Sicurezza smartphone · 2 min read · Nov 17, 2025

Gli hacker possono utilizzare NFC per piantare malware sul tuo smartphone Android

Gli smartphone che eseguono Android 8.0 (Oreo) o versioni successive sono colpiti da un bug, tracciato come CVE-2019-2114, che consente agli hacker di piantare malware su dispositivi vicini tramite NFC in modo discreto.

Tuttavia, Google ha recentemente rilasciato una patch per affrontare questa vulnerabilità.

Per chi non lo sapesse, il funzionamento del NFC (Near Field Communication) avviene tramite un servizio interno del sistema operativo Android noto come Android Beam. Android Beam consente il trasferimento di dati tra due dispositivi tramite onde radio NFC e consente anche lo scambio rapido a corto raggio di segnalibri web, informazioni di contatto, indicazioni, video di YouTube e altri dati.
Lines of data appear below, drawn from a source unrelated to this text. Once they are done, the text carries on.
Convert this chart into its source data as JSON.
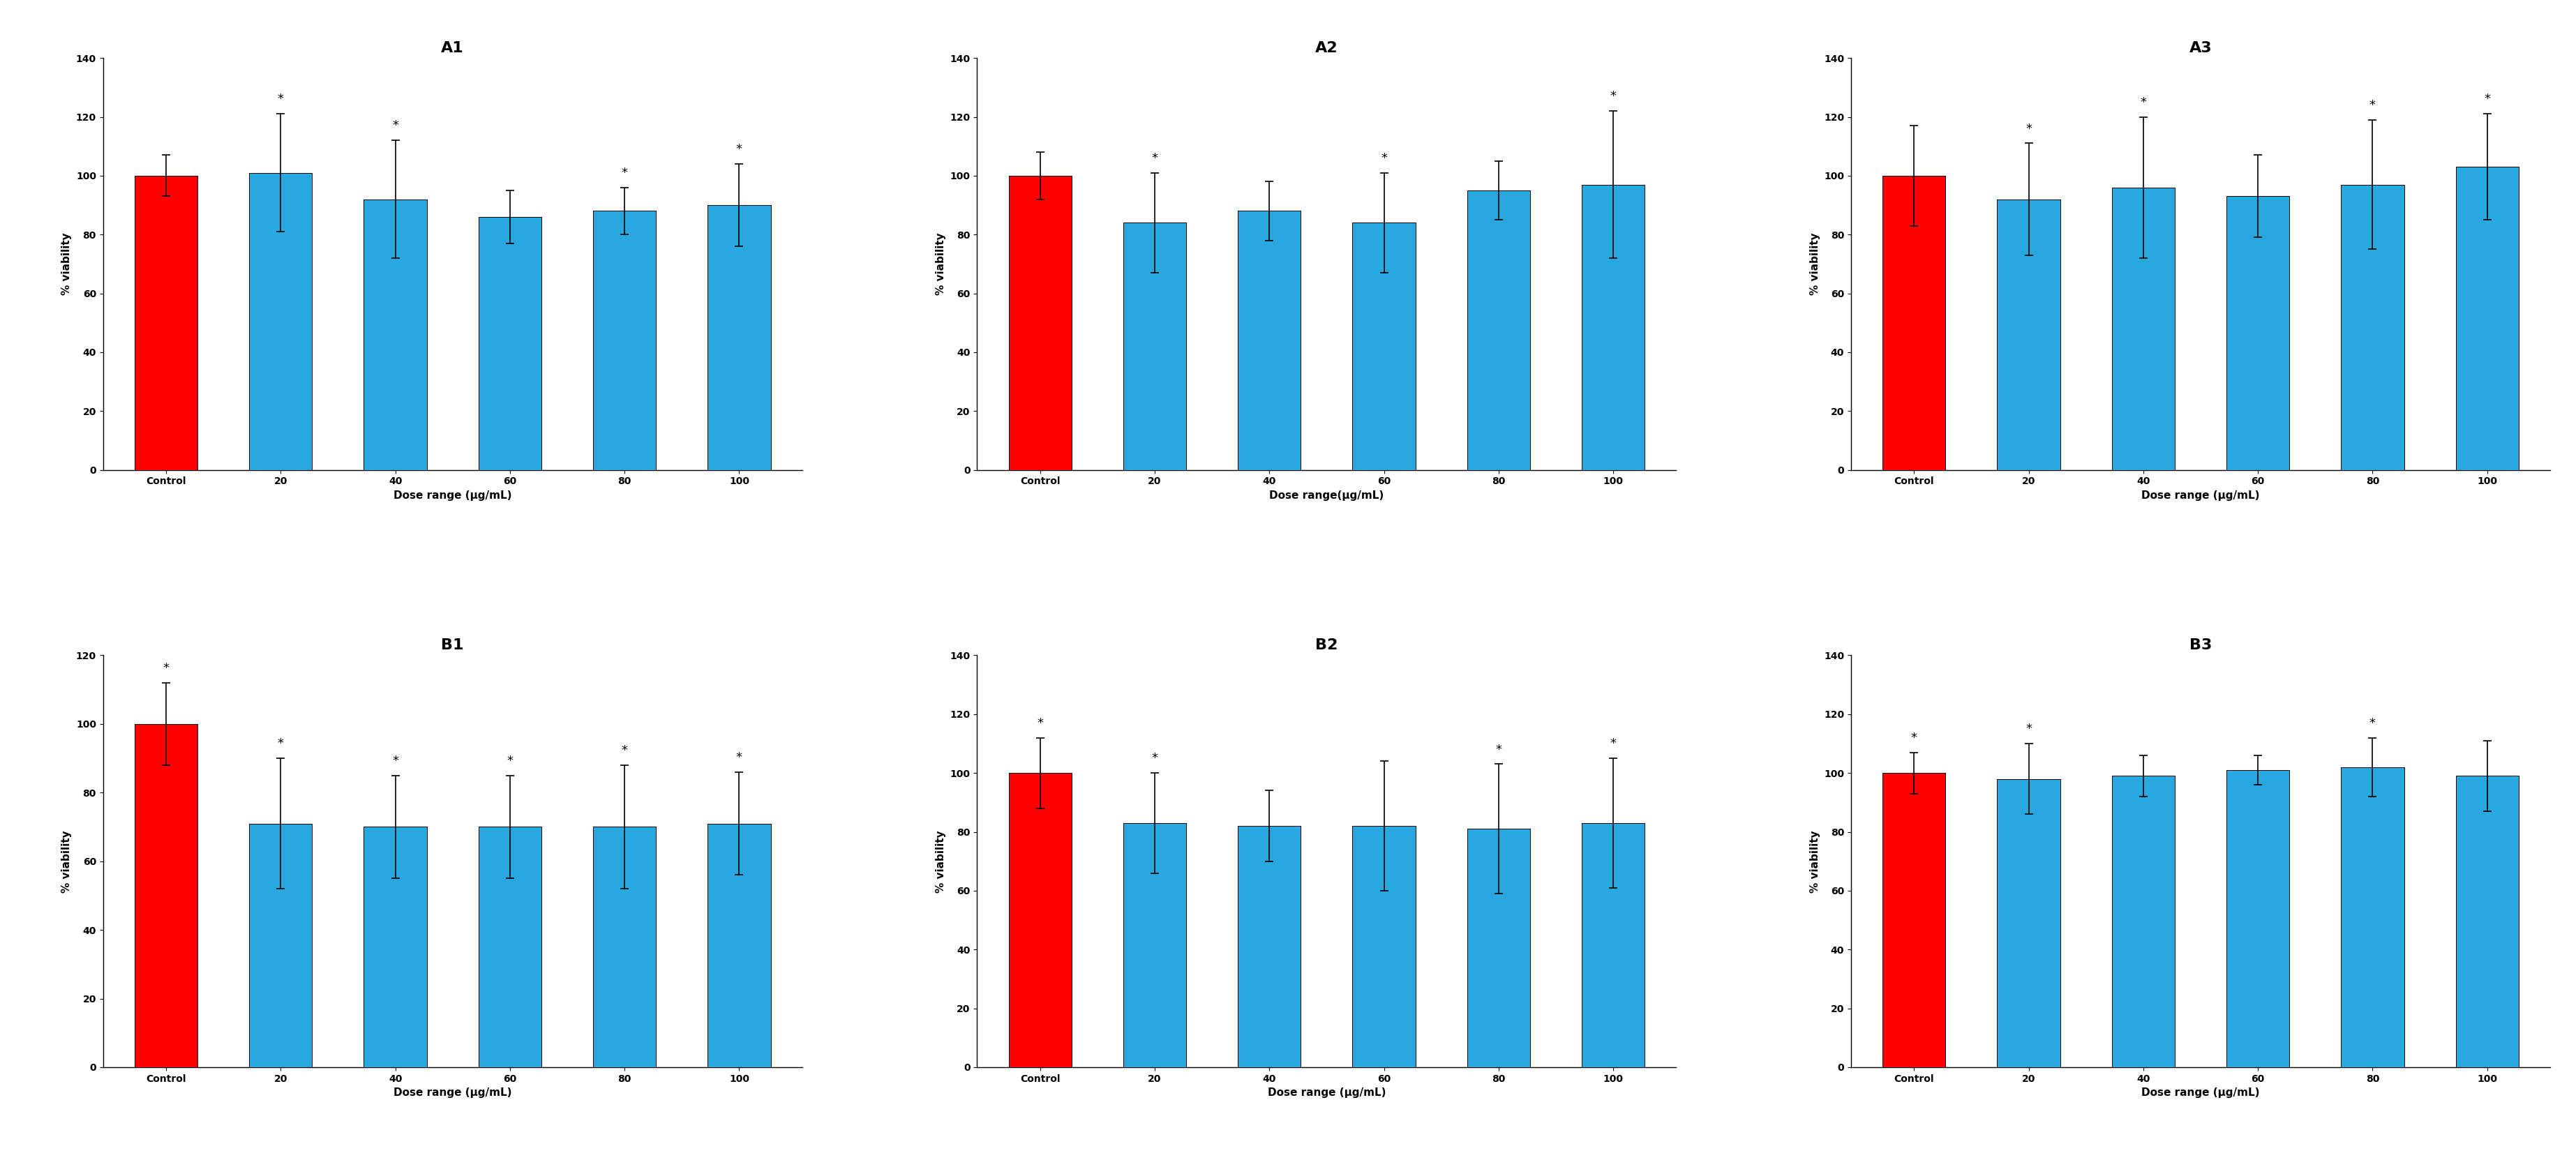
{
  "panels": [
    {
      "title": "A1",
      "categories": [
        "Control",
        "20",
        "40",
        "60",
        "80",
        "100"
      ],
      "values": [
        100,
        101,
        92,
        86,
        88,
        90
      ],
      "errors": [
        7,
        20,
        20,
        9,
        8,
        14
      ],
      "bar_colors": [
        "#ff0000",
        "#29a8e0",
        "#29a8e0",
        "#29a8e0",
        "#29a8e0",
        "#29a8e0"
      ],
      "show_star": [
        false,
        true,
        true,
        false,
        true,
        true
      ],
      "xlabel": "Dose range (μg/mL)",
      "ylabel": "% viability",
      "ylim": [
        0,
        140
      ],
      "yticks": [
        0,
        20,
        40,
        60,
        80,
        100,
        120,
        140
      ]
    },
    {
      "title": "A2",
      "categories": [
        "Control",
        "20",
        "40",
        "60",
        "80",
        "100"
      ],
      "values": [
        100,
        84,
        88,
        84,
        95,
        97
      ],
      "errors": [
        8,
        17,
        10,
        17,
        10,
        25
      ],
      "bar_colors": [
        "#ff0000",
        "#29a8e0",
        "#29a8e0",
        "#29a8e0",
        "#29a8e0",
        "#29a8e0"
      ],
      "show_star": [
        false,
        true,
        false,
        true,
        false,
        true
      ],
      "xlabel": "Dose range(μg/mL)",
      "ylabel": "% viability",
      "ylim": [
        0,
        140
      ],
      "yticks": [
        0,
        20,
        40,
        60,
        80,
        100,
        120,
        140
      ]
    },
    {
      "title": "A3",
      "categories": [
        "Control",
        "20",
        "40",
        "60",
        "80",
        "100"
      ],
      "values": [
        100,
        92,
        96,
        93,
        97,
        103
      ],
      "errors": [
        17,
        19,
        24,
        14,
        22,
        18
      ],
      "bar_colors": [
        "#ff0000",
        "#29a8e0",
        "#29a8e0",
        "#29a8e0",
        "#29a8e0",
        "#29a8e0"
      ],
      "show_star": [
        false,
        true,
        true,
        false,
        true,
        true
      ],
      "xlabel": "Dose range (μg/mL)",
      "ylabel": "% viability",
      "ylim": [
        0,
        140
      ],
      "yticks": [
        0,
        20,
        40,
        60,
        80,
        100,
        120,
        140
      ]
    },
    {
      "title": "B1",
      "categories": [
        "Control",
        "20",
        "40",
        "60",
        "80",
        "100"
      ],
      "values": [
        100,
        71,
        70,
        70,
        70,
        71
      ],
      "errors": [
        12,
        19,
        15,
        15,
        18,
        15
      ],
      "bar_colors": [
        "#ff0000",
        "#29a8e0",
        "#29a8e0",
        "#29a8e0",
        "#29a8e0",
        "#29a8e0"
      ],
      "show_star": [
        true,
        true,
        true,
        true,
        true,
        true
      ],
      "xlabel": "Dose range (μg/mL)",
      "ylabel": "% viability",
      "ylim": [
        0,
        120
      ],
      "yticks": [
        0,
        20,
        40,
        60,
        80,
        100,
        120
      ]
    },
    {
      "title": "B2",
      "categories": [
        "Control",
        "20",
        "40",
        "60",
        "80",
        "100"
      ],
      "values": [
        100,
        83,
        82,
        82,
        81,
        83
      ],
      "errors": [
        12,
        17,
        12,
        22,
        22,
        22
      ],
      "bar_colors": [
        "#ff0000",
        "#29a8e0",
        "#29a8e0",
        "#29a8e0",
        "#29a8e0",
        "#29a8e0"
      ],
      "show_star": [
        true,
        true,
        false,
        false,
        true,
        true
      ],
      "xlabel": "Dose range (μg/mL)",
      "ylabel": "% viability",
      "ylim": [
        0,
        140
      ],
      "yticks": [
        0,
        20,
        40,
        60,
        80,
        100,
        120,
        140
      ]
    },
    {
      "title": "B3",
      "categories": [
        "Control",
        "20",
        "40",
        "60",
        "80",
        "100"
      ],
      "values": [
        100,
        98,
        99,
        101,
        102,
        99
      ],
      "errors": [
        7,
        12,
        7,
        5,
        10,
        12
      ],
      "bar_colors": [
        "#ff0000",
        "#29a8e0",
        "#29a8e0",
        "#29a8e0",
        "#29a8e0",
        "#29a8e0"
      ],
      "show_star": [
        true,
        true,
        false,
        false,
        true,
        false
      ],
      "xlabel": "Dose range (μg/mL)",
      "ylabel": "% viability",
      "ylim": [
        0,
        140
      ],
      "yticks": [
        0,
        20,
        40,
        60,
        80,
        100,
        120,
        140
      ]
    }
  ],
  "bar_width": 0.55,
  "title_fontsize": 16,
  "label_fontsize": 11,
  "tick_fontsize": 10,
  "star_fontsize": 13,
  "background_color": "#ffffff",
  "error_color": "black",
  "error_capsize": 4,
  "error_linewidth": 1.2
}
Normalmente, quando le app (file APK) vengono trasferite tramite NFC, vengono memorizzate su disco e viene visualizzata una notifica sullo schermo. Il messaggio chiede al proprietario del dispositivo il permesso di consentire al servizio NFC di installare un’app da una fonte sconosciuta.

A gennaio di quest’anno, il ricercatore di sicurezza Y. Shafranovich ha scoperto che i file APK inviati tramite NFC su Android 8 (Oreo) o versioni successive non visualizzerebbero alcuna notifica di sicurezza per gli utenti. Invece, la notifica consentirebbe all’utente di installare l’app da una fonte sconosciuta con un solo tocco, senza chiedere alcun permesso di sicurezza esplicito.

Di solito, Google visualizza un avviso di sicurezza quando installi app da fonti sconosciute, poiché qualsiasi app installata al di fuori del Play Store ufficiale è considerata non affidabile e non verificata. Tuttavia, alcuni servizi come Google Chrome e l’app Android di Dropbox ricevono lo stesso livello di fiducia dell’app ufficiale del Play Store e possono essere scaricati senza essere bloccati.

Il bug CVE-2019-2114 risiedeva nel fatto che Google aveva inserito nella whitelist la funzione NFC Beaming, cosa che non doveva accadere. Secondo Google, il servizio Android Beam doveva trasferire dati da dispositivo a dispositivo e non installare applicazioni.

Google ha risolto la vulnerabilità con le patch Android di ottobre 2019 e ha rimosso il servizio Android Beam dalla whitelist del sistema operativo delle fonti affidabili.

Tuttavia, molti milioni di utenti di dispositivi Android che hanno il servizio NFC e il servizio Android Beam abilitati sono a rischio, poiché un attaccante nelle vicinanze può sfruttare il difetto CVE-2019-2114 per piantare malware (app dannose) sui telefoni vulnerabili.

“In Android 8 (Oreo) è stata introdotta una nuova funzionalità che richiede agli utenti di accettare il permesso ‘Installa app sconosciute’ su base app per app. Tuttavia, sembra che qualsiasi applicazione di sistema firmata da Google sarà automaticamente inserita nella whitelist e non chiederà all’utente questo permesso. Su un dispositivo Android standard, il servizio NFC è una di queste applicazioni di sistema che ha il permesso di installare altre applicazioni.” si legge nell’analisi pubblicata da NightWatchCybersecurity. “Questo significa che un telefono Android che ha NFC e Android Beam abilitati, toccando un telefono dannoso o un terminale di pagamento NFC dannoso, potrebbe consentire l’installazione di malware bypassando il messaggio ‘installa app sconosciute’.”

Affinché il bug funzioni su un dispositivo Android abilitato NFC, l’attaccante deve trovarsi a una distanza di 4 cm (1,5 pollici) o meno, il che potrebbe non essere sempre possibile.

Come misura precauzionale, ti suggeriamo di disattivare le funzionalità NFC e Android Beam sul tuo smartphone. Inoltre, ti chiediamo di aggiornare il tuo smartphone Android per ricevere gli aggiornamenti di sicurezza di ottobre 2019.